L’enseignement supérieur

Selon l’article 26 de la Déclaration universelle des Droits de l’Homme, toute personne a droit à l’éducation. «L’éducation doit être gratuite, au moins en ce qui concerne l’enseignement élémentaire et fondamental. L’enseignement élémentaire est obligatoire. L’enseignement technique et professionnel doit être généralisé; l’accès aux études supérieures doit être ouvert en pleine égalité à tous en fonction de leur mérite». 

Le supérieur : un choix ?  

Or, à l’heure actuelle on s’aperçoit que de nombreux jeunes adultes handicapés se voient dans l’obligation de renoncer à faire des études supérieures ou à choisir des études autres que celles qu’ils souhaitaient entreprendre initialement parce que l’école supérieure ou l’université n’est pas accessible.

Pour beaucoup de jeunes en situation de handicap, suivre des études supérieures s’avère être un véritable parcours du combattant car ils doivent faire face à de nombreuses difficultés dues tant à leur handicap qu’au manque de moyens mis en place dans la société actuelle.

En principe, les étudiants présentant une déficience, quelle qu’elle soit, ont accès à l’enseignement supérieur pour autant qu’ils soient diplômés de l’enseignement secondaire supérieur. 

Soutien  

Ceci ne signifie pas qu’ils disposeront partout de services d’aide spécifiques, la loi n’étant pas contraignante à ce sujet. Ces services relèvent donc de la volonté des établissements, qui en assument le fonctionnement.  Cependant, un recours peut être adressé au Centre pour l’Egalité des Chances par l’élève  en situation de handicap si on lui refuse l’accès ou le suivi de l’enseignement sur base de son handicap (Décret de la Communauté française du 12 décembre 2008).

La création et le fonctionnement de ces services peut dépendre d’associations connexes à l’établissement d’enseignement et recevoir dès lors le subventionnement d’un organisme officiel (AWIPH et Phare).

Mais les étudiants en situation de handicap sont confrontés à d’autres difficultés. L'accompagnement pédagogique est une de ces difficultés. Les heures d’accompagnement pédagogique varient en fonction du type de handicap de l’étudiant. Ainsi, par exemple, les étudiants atteints de lésions cérébrales ou neurologiques qui fréquentent l’enseignement supérieur et qui dépendent du service Phare ont droit à 250h d’accompagnement pédagogique avec un service d’accompagnement reconnu par la COCOF. Les étudiants atteints de surdité ou de problèmes auditifs ont droit à 600h.

En Région Wallonne, l’AWIPH prend en charge le coût horaire avec un montant maximum par année d’études, qu’elle octroie aux services d’accompagnement ou d’encadrement pédagogique.
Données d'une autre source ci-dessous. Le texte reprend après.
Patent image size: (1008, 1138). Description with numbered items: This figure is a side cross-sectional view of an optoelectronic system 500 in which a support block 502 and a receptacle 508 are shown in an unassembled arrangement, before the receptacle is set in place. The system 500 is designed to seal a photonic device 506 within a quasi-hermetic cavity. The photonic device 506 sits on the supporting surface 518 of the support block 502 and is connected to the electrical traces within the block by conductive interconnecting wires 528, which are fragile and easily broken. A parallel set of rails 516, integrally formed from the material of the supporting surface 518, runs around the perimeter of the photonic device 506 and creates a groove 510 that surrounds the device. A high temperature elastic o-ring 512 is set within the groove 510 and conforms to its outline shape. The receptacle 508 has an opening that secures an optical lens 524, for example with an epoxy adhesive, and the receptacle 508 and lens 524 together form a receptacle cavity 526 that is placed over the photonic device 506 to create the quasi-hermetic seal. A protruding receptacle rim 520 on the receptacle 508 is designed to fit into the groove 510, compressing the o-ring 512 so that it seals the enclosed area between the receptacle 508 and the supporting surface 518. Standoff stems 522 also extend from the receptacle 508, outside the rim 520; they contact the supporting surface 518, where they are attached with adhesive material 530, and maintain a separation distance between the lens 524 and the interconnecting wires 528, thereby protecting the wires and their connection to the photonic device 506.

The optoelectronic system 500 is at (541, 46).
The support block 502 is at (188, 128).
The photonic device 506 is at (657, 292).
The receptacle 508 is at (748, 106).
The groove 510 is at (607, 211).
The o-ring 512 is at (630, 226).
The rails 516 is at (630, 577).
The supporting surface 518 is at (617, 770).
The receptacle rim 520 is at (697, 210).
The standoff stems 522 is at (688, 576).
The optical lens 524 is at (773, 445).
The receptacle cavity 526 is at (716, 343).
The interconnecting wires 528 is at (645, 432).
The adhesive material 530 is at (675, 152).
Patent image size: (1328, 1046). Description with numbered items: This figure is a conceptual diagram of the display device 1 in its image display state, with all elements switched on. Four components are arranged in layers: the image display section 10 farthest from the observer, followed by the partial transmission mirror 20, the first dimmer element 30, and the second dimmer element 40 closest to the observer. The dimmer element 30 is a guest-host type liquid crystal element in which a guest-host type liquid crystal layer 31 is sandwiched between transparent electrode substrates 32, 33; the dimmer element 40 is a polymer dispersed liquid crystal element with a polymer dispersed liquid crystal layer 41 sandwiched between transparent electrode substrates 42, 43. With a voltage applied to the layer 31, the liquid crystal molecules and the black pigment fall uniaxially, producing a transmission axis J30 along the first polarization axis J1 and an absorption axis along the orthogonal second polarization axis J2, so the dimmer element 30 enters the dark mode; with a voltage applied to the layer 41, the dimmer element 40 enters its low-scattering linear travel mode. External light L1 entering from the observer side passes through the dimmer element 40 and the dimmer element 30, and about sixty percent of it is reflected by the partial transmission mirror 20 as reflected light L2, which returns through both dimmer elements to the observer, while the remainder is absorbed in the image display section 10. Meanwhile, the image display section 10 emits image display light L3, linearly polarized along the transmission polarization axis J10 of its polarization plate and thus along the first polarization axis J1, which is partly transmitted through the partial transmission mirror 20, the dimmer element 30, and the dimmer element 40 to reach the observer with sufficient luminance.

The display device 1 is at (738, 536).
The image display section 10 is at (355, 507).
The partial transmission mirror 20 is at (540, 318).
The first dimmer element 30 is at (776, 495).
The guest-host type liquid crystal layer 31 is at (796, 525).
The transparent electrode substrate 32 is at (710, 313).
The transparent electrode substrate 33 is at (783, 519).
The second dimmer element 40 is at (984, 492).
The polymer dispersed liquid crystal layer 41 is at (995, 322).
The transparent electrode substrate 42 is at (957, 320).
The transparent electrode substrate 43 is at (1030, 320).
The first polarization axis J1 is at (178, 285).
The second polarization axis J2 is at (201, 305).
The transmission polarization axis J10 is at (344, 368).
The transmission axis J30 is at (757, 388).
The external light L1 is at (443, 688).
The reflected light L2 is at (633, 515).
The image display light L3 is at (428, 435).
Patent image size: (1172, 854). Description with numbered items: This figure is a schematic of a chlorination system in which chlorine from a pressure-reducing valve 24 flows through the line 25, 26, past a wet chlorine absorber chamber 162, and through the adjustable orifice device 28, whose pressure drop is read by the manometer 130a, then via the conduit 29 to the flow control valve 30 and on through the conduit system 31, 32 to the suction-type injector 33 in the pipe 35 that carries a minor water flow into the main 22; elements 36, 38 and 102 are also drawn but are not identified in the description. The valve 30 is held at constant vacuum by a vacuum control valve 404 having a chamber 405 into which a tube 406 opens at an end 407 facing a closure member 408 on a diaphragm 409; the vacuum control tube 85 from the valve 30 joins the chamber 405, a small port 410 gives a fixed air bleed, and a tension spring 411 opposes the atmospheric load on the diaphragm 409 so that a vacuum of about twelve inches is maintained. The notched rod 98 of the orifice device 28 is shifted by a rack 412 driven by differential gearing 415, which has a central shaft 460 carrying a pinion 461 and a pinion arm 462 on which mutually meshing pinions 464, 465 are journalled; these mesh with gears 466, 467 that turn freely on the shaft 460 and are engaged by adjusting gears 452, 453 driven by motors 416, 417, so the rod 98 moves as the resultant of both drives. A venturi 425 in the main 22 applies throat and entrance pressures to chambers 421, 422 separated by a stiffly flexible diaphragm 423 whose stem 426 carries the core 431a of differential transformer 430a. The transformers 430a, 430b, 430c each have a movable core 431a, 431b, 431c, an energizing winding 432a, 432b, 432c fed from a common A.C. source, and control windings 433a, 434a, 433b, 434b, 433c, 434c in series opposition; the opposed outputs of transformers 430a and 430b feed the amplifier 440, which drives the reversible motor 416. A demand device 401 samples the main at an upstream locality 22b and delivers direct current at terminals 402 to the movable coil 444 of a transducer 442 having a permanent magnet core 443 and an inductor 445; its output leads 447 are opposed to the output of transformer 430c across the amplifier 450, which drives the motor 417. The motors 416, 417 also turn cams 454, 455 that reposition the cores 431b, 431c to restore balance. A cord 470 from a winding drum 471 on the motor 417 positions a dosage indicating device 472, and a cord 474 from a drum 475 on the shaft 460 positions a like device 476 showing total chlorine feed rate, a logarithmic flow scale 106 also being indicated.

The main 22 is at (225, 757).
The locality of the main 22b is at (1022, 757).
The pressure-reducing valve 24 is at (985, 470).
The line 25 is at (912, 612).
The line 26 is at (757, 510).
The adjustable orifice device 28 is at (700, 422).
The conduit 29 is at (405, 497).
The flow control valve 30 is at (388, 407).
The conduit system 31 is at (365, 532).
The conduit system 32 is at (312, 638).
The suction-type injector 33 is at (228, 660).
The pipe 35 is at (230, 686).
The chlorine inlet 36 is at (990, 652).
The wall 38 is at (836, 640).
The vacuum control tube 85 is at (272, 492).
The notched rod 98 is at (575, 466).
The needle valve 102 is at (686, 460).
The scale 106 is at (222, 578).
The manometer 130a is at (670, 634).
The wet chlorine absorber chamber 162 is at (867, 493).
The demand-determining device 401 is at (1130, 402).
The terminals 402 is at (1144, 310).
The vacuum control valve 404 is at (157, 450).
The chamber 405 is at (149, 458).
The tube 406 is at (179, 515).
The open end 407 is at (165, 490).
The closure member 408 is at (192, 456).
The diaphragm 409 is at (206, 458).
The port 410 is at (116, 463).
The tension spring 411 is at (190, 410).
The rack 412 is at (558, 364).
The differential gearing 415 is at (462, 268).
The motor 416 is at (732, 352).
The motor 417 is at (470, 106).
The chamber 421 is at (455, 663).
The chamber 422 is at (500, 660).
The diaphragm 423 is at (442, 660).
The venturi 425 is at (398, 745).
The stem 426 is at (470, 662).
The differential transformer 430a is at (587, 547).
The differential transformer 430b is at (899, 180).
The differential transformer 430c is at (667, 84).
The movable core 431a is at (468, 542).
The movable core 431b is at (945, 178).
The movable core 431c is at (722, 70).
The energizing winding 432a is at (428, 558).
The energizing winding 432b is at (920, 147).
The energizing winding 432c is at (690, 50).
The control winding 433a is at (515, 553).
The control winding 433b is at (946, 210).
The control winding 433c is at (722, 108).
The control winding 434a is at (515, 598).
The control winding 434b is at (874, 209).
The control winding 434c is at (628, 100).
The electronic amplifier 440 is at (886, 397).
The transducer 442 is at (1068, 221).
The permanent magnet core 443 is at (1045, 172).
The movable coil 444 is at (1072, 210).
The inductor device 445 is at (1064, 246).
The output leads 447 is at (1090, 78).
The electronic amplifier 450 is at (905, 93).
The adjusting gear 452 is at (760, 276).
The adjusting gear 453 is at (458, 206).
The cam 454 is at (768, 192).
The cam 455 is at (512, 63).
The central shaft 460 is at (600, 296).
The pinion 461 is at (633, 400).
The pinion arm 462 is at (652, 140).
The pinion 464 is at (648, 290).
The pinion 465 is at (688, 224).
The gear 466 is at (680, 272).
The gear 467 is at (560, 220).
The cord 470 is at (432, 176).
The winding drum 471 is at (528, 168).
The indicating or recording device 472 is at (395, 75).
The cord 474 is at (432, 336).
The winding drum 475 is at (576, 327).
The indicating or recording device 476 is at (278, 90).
Si l’intégration des élèves présentant un handicap fait petit à petit son chemin aux niveaux de l’enseignement fondamental et secondaire, grâce aux décrets, la politique en cette matière dans l’enseignement supérieur est quasi-inexistante.

Cependant, la plupart des établissements sont assez réceptifs aux demandes individuelles.

N’hésitez donc pas à vous adresser à ceux dont les programmes d’études pourraient vous intéresser. 

Initiatives à souligner  

De plus, certaines universités sont sensibilisées et proposent déjà des informations sur leur site à l’intention des «étudiant en Situation de Handicap»   ou proposent un accompagnement adapté tout au long de l’année.  Les sites respectifs des universités reprennent en détails les services existants pour les étudiants porteurs d’un handicap.